Mówił, że "prokuratura przez poprzedni proces odbywający się zarówno w Sądzie Okręgowym w Olsztynie i Sądzie Apelacyjnym w Białymstoku nie widziała żadnych zastrzeżeń". "Dopiero kiedy obrońcy napisali kasację wskazując, że sąd był nienależycie obsadzony prokuratura rejonowa w Szczytnie uznała, że rzeczywiście trzeba uchylić wyrok i rozpocząć od nowa. W Sądzie Najwyższym inny prokurator podczas rozpoznawania kasacji powiedział, że on nie podziela stanowiska prokuratury rejonowej w Szczytnie i jego zdaniem Sąd Okręgowy w Olsztynie był należycie obsadzony. Sąd Najwyższy był innego zdania, uchylając wyrok prawomocny. To jest schizofrenia w prokuraturze, a konsekwencją tego jest ponowny proces"- mówił obrońca.
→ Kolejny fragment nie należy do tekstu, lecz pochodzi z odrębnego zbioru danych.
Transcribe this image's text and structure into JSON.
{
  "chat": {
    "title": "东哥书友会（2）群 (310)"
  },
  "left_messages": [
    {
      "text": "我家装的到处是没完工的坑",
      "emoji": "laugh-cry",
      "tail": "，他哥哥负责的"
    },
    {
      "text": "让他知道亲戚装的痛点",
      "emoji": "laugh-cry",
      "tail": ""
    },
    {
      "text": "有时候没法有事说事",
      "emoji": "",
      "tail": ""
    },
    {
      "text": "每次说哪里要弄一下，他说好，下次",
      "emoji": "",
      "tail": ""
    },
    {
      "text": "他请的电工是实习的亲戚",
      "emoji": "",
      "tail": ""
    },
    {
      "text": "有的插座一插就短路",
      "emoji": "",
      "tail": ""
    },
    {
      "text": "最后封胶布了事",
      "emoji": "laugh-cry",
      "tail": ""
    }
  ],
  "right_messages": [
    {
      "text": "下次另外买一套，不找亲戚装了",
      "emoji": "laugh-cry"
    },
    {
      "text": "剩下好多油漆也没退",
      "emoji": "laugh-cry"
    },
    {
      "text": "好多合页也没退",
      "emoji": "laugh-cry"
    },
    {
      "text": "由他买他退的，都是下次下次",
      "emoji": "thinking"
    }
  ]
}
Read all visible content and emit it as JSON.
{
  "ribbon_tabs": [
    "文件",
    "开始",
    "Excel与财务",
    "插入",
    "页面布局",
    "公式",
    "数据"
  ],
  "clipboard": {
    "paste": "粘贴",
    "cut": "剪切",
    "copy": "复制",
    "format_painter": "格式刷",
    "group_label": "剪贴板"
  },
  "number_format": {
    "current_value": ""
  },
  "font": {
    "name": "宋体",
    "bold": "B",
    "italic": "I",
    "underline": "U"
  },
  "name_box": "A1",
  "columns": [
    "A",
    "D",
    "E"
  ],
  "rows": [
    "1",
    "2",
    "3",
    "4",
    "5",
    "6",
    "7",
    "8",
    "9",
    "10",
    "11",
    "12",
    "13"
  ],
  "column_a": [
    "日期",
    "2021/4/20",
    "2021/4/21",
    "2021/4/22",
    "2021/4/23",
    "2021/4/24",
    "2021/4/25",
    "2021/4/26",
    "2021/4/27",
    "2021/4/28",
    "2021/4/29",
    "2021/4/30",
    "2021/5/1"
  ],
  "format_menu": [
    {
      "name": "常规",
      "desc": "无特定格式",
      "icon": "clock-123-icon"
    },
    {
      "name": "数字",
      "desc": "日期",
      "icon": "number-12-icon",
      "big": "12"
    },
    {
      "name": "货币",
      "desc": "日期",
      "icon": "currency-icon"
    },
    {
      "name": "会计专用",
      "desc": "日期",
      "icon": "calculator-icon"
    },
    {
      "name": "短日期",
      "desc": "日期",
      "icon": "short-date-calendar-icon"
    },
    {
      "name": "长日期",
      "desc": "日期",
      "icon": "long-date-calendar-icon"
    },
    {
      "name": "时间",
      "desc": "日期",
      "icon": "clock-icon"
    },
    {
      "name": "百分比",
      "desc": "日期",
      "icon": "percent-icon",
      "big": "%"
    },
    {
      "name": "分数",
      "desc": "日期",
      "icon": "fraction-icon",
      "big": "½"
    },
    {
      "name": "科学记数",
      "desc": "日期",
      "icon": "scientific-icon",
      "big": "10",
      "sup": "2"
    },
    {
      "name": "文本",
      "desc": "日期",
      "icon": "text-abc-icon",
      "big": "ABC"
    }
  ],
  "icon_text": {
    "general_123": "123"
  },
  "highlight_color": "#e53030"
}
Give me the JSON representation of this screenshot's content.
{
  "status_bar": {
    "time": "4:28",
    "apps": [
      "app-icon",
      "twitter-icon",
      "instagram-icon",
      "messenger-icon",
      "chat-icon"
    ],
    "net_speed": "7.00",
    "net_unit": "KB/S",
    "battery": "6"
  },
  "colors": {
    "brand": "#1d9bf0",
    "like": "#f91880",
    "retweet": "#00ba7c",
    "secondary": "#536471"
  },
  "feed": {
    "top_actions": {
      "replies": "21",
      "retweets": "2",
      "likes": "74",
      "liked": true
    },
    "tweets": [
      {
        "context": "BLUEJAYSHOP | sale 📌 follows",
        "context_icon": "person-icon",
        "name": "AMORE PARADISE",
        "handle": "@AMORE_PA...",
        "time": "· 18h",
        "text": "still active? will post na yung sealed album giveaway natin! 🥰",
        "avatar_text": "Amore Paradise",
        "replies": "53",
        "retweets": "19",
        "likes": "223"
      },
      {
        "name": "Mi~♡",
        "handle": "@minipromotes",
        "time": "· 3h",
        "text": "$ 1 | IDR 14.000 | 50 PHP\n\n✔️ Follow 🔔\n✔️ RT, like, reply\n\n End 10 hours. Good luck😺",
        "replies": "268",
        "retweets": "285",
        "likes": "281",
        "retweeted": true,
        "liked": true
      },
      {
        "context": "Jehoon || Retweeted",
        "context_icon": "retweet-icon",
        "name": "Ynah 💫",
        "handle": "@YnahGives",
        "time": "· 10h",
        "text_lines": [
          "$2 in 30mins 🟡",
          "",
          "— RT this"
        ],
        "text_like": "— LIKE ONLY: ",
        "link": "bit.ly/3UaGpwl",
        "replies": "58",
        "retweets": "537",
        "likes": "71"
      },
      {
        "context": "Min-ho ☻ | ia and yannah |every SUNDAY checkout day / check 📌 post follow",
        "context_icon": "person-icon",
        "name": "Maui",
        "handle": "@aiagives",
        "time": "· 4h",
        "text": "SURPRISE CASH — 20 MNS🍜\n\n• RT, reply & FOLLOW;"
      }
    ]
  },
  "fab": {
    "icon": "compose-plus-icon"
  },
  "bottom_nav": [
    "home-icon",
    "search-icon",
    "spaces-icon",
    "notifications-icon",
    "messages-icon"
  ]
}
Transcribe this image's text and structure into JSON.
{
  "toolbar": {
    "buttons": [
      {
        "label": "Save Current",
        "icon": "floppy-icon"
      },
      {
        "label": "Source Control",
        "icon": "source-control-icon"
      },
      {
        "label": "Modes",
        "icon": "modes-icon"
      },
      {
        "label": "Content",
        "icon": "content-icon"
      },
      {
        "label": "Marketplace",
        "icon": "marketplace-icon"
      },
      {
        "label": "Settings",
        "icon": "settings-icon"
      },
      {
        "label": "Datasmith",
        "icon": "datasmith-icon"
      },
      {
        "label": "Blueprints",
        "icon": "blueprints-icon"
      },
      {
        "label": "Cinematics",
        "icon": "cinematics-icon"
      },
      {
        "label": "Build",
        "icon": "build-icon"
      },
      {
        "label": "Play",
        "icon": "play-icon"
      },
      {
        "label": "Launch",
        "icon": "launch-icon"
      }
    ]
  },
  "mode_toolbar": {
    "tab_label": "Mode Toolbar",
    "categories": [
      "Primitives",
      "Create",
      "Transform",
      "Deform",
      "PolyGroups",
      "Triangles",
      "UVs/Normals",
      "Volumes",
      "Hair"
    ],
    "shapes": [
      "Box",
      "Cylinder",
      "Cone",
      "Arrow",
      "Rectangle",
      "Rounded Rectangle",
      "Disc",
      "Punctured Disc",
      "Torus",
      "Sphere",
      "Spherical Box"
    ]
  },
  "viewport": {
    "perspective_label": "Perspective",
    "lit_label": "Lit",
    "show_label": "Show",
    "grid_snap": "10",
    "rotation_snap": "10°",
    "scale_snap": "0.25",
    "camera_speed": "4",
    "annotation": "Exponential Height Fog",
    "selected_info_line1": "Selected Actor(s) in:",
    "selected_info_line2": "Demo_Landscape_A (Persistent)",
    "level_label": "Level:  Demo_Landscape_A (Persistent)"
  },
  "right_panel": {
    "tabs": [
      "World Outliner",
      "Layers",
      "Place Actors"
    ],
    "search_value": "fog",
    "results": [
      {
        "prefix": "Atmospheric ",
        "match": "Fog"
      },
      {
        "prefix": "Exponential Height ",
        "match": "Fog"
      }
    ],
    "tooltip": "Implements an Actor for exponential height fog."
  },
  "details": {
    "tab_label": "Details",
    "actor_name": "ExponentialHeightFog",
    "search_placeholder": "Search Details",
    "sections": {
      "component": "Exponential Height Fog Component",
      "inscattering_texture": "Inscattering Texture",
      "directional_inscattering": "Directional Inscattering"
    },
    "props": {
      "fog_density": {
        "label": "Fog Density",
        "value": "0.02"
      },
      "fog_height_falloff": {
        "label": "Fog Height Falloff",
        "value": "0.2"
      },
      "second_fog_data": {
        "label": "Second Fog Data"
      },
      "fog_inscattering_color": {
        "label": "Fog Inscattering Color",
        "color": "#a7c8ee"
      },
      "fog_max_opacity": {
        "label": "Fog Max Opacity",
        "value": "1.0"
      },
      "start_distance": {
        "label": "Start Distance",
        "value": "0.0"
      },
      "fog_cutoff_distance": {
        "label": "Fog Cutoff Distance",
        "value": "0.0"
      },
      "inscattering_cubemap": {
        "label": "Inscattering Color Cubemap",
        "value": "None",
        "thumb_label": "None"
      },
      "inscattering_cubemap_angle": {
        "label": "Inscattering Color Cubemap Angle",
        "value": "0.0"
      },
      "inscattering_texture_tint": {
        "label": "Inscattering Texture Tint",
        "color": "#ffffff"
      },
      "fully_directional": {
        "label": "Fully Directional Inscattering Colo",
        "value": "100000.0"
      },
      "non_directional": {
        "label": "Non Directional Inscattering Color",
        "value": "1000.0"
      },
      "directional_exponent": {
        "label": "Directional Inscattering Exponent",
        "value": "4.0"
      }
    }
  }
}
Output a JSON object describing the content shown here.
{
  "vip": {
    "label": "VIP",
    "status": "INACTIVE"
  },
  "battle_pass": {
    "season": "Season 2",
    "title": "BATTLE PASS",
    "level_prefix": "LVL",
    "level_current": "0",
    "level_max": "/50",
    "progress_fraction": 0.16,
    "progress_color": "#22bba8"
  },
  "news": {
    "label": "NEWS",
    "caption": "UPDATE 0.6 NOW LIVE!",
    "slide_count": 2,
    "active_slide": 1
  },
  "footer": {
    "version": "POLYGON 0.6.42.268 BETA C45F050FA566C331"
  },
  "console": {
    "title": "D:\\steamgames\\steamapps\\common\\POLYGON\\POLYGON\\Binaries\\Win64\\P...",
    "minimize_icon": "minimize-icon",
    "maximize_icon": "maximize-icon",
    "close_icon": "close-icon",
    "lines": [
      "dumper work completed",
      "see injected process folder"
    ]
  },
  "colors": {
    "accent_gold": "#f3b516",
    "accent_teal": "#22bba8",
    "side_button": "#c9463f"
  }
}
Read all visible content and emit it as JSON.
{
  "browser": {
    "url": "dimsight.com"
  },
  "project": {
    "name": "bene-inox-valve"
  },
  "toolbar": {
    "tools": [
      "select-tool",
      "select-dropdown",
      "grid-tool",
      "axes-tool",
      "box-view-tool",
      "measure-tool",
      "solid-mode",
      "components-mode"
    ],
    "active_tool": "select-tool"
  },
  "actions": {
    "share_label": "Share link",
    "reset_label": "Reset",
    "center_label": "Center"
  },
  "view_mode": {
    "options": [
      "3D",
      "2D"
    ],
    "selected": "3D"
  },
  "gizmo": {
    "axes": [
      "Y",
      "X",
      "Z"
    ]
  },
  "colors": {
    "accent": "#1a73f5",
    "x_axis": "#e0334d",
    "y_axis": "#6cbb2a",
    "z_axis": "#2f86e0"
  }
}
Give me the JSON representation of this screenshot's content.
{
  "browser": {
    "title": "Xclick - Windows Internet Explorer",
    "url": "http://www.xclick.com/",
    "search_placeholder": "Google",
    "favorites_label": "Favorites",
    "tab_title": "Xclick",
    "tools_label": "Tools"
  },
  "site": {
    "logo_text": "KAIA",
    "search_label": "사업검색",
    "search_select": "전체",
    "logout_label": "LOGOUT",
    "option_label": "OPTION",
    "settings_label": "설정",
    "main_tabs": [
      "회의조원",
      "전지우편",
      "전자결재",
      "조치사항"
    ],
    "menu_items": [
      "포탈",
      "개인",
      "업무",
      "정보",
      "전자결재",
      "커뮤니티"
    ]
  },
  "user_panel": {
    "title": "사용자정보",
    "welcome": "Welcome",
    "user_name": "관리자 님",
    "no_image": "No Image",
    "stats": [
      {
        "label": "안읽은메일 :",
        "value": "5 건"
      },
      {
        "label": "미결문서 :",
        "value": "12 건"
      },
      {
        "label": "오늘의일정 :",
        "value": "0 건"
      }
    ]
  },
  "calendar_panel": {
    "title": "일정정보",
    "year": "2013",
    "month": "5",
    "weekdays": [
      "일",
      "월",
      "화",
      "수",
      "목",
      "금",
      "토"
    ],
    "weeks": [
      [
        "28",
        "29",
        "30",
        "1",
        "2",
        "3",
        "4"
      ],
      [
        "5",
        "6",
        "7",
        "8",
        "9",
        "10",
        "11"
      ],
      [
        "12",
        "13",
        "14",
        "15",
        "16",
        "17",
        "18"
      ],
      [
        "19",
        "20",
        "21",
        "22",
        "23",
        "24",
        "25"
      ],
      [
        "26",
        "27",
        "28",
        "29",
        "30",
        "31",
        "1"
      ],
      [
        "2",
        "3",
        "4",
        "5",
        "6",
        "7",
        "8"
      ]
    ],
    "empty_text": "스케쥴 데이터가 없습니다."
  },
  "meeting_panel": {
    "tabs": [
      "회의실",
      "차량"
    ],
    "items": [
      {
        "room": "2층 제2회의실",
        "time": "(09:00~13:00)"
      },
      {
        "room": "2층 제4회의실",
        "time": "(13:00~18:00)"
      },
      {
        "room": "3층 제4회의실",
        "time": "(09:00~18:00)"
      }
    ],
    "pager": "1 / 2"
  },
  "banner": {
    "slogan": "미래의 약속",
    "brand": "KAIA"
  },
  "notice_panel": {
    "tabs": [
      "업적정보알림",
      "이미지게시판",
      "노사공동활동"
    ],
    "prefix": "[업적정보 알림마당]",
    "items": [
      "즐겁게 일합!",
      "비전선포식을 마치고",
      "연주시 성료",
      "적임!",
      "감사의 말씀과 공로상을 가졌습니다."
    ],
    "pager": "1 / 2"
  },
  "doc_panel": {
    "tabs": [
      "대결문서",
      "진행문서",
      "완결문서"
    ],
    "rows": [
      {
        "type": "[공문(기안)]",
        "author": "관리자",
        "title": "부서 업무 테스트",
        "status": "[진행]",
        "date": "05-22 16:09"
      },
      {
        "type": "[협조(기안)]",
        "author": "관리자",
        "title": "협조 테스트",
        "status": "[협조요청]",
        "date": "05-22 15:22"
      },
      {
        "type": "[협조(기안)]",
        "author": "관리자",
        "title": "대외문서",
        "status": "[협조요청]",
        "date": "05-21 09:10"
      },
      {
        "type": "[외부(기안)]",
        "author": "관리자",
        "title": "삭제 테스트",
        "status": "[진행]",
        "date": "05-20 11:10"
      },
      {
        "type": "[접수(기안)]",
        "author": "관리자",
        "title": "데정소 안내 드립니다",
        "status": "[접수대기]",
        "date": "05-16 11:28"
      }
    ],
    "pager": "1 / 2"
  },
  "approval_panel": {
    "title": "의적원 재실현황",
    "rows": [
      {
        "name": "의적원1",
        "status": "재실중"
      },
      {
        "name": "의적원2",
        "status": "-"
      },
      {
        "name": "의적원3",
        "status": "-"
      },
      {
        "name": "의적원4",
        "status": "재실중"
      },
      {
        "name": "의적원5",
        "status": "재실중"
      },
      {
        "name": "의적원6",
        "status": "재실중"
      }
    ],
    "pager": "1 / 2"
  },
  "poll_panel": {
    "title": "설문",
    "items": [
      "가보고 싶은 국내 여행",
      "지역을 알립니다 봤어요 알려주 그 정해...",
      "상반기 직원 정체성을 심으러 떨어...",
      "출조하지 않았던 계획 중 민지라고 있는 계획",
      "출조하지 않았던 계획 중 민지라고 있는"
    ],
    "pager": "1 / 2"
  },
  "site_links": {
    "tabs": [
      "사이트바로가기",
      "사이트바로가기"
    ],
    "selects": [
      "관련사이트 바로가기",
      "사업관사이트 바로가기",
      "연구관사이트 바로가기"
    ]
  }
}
Biuro prasowe SN informowało w listopadzie ub. roku, że SN rozpoznawał na rozprawie kasacje złożone przez obrońców skazanego. Uchylił zarówno prawomocny wyrok Sądu Apelacyjnego w Białymstoku, jak i wyrok pierwszej instancji, czyli Sądu Okręgowego w Olsztynie. Sprawę przekazał do ponownego rozpoznania w pierwszej instancji – wynika z informacji przekazanych PAP przez biuro prasowe SN.
Sprawa, którą ponownie rozpatruje Sąd Okręgowy w Olsztynie dotyczy wydarzeń z listopada 2021.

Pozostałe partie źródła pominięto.